MONROVIA – The Executive Director of Naymote Partners for Democratic Development, Eddie Jarwolo has urged graduates of the Young Political Leadership School Africa (YPLSA) Cohort 10 to allow their integrity to be their beacon as they return to their respective communities.
By Gerald C. Koinyeneh – [email protected]
YPLSA, a program aimed at nurturing emerging young African leaders in political organization, leadership development, and campaign training, is orchestrated by Naymote Partners for Democratic Development with substantial support from its partners.
Jarwolo shared his insights at the end of the intensive week-long YPLSA training, organized by Naymote Partners for Democratic Development in collaboration with its partners.
“As you step out of this hall today with your well-earned certificates, remember that we seek not only a document but also a transformation in your attitude and behavior. The certificate is merely a fragment of what your role entails in your home nations,” emphasized Jarwolo to the assembly of around 100 YPLSA participants.
He highlighted that these graduates represent the potential of the young people of Africa, asserting that upholding the core value of integrity can drive Africa towards greatness. He further acknowledged the youth’s intellectual prowess, energy, and numerical strength as factors that can rectify issues, emphasizing that unity and integrity are crucial in this endeavor.
“You wield the power to lead with distinction; aspire to be ambassadors of positive change,” he said. Following the week-long YPLSA training, participants hailing from several countries including Liberia, Sierra Leone, Guinea, Ghana and Nigeria, are poised to return to their communities to engage in matters of elections. These individuals, having received training in various political activities and peace-building, are expected to serve as beacons of motivation for their peers.

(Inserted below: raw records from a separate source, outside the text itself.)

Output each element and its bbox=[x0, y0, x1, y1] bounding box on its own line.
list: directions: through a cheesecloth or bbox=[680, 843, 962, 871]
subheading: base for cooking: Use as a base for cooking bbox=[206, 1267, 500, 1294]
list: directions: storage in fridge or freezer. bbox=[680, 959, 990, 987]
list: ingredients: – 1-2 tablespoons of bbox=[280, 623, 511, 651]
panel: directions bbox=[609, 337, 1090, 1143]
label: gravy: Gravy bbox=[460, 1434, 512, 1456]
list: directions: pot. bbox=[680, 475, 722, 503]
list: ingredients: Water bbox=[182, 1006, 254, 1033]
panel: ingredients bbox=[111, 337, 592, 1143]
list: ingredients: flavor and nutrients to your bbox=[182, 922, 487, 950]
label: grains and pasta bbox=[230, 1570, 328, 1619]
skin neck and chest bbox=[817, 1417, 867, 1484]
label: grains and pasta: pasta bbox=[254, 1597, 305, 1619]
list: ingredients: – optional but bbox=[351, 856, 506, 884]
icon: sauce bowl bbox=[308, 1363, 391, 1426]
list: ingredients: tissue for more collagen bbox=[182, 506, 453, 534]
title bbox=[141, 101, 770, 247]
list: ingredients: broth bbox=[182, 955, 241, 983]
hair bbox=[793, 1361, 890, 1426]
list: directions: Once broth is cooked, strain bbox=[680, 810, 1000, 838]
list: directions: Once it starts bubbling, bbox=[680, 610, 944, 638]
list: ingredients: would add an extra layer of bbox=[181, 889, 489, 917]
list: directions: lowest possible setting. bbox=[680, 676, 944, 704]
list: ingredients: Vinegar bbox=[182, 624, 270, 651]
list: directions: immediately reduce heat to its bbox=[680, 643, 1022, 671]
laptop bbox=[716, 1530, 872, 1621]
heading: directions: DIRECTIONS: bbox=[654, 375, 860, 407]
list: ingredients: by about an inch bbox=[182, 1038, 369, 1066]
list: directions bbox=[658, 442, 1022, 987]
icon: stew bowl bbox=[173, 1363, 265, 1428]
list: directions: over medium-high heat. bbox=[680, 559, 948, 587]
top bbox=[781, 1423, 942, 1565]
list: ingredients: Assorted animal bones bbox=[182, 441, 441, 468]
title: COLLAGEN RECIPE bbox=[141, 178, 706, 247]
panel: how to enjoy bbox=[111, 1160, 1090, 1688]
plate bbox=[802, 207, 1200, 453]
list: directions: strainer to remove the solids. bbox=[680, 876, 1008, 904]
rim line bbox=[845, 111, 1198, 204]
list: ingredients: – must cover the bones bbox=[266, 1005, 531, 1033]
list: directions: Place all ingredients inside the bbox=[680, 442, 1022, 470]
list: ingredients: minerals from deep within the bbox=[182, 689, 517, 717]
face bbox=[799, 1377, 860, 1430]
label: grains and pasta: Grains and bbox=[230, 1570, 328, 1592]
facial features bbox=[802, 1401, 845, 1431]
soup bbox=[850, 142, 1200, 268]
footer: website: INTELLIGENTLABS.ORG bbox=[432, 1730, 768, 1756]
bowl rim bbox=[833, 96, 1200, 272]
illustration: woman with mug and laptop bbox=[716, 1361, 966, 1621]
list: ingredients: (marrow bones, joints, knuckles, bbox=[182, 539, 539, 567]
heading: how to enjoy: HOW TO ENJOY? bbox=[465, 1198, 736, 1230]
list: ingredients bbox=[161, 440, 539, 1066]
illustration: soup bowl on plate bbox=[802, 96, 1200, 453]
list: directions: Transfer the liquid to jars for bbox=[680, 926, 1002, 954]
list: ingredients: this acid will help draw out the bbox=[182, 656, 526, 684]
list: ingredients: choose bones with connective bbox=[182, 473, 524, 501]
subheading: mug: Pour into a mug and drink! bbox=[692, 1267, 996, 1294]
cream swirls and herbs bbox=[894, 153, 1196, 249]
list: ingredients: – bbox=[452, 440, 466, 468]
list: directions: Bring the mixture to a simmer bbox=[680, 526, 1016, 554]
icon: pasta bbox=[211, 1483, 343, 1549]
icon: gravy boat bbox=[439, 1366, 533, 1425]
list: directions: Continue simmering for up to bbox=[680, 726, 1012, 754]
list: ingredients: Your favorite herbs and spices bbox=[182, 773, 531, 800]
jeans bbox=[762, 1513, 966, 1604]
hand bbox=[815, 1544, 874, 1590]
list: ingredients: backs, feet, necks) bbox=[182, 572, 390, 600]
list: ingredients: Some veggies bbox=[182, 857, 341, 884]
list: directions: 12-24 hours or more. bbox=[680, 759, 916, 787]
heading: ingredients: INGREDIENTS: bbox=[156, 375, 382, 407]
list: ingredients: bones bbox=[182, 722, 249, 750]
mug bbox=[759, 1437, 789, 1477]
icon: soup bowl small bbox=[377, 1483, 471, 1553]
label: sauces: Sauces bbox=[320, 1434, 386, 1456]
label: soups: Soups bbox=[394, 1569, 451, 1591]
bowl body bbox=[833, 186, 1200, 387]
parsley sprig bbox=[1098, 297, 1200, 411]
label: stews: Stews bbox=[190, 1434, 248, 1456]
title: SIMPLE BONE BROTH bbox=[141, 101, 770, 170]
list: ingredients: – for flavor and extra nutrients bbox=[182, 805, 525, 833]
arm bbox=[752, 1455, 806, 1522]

YPLS Africa serves as a leadership development institution dedicated to nurturing transformative leaders from all corners of Africa. Established in April 2016 by Naymote, Partners for Democratic Development, the organization has consistently united young politicians and youth activists with a shared dedication to promoting good governance, advocating for sound policies, enhancing government transparency, and mobilizing communities to ensure governmental accountability. The current Cohort 10 has been generously sponsored by the Swedish Government.
Out of a pool of one thousand applicants from 21 countries, Cohort 10 comprises 100 young leaders hailing from nine nations, with 45% being females.
Recalling the 2017 elections in Liberia, where a significant number of ballots were deemed invalid due to insufficient civic education, Jarwolo stressed the imperative of spreading knowledge. He called upon the youth to proactively engage their communities in educational initiatives to curb invalid votes during upcoming elections.
Plans are underway for collaboration with counterparts from Sierra Leone to address these issues among YPLSA alumni in Liberia, Jarwolo revealed. He also expressed gratitude towards partners including the Government and people of Sweden and the US Embassy in Monrovia for their unwavering support of the program.
Mary K. Kerkula, an alumna of YPLSA from Liberia, expressed her enthusiasm for the training and urged her fellow graduates to apply the knowledge they have gained. “Our commitment to positive engagement in our communities is our assurance to the organizers that political issues can be resolved without resorting to violence,” she affirmed. Kerkula, also an activist, asserted that emotional intelligence is the foundational trait of an effective leader, highlighting her pride in being part of the YPLSA training and her newfound identity as an ambassador for the initiative.
Stressing their dedication to justice and peace, Kerkula emphasized that violence has no place in their pursuit of a thriving democracy. “We will persistently engage until solutions emerge,” she pledged. She envisioned a collective effort transcending artificial national boundaries for the greater good.
Avoka Alberta Wuntima, a participant from Ghana, extended her gratitude to the organizers of YPLSA training. “United as a cohesive force, we stand here with knowledge to guide Africa’s political landscape toward a brighter future,” Wuntima declared. She credited YPLS Africa as a transformative platform that harnesses the potential of future leaders across various nations.
Throughout the intensive program, participants were exposed to a wide spectrum of subjects, from campaign strategies and governmental policies to effective communication techniques, emotional intelligence, grassroots organization, and the role of technology in political campaigns. Engaging in thought-provoking political debates and learning from esteemed African political leaders were also vital aspects of their experience.
With humility, Wuntima reminded her fellow participants of the legacy they inherit and the responsibility they carry. “Our leadership role demands high standards of integrity, transparency, and accountability,” she underlined. She emphasized that trust-building and community empowerment are pivotal to their success as emerging leaders.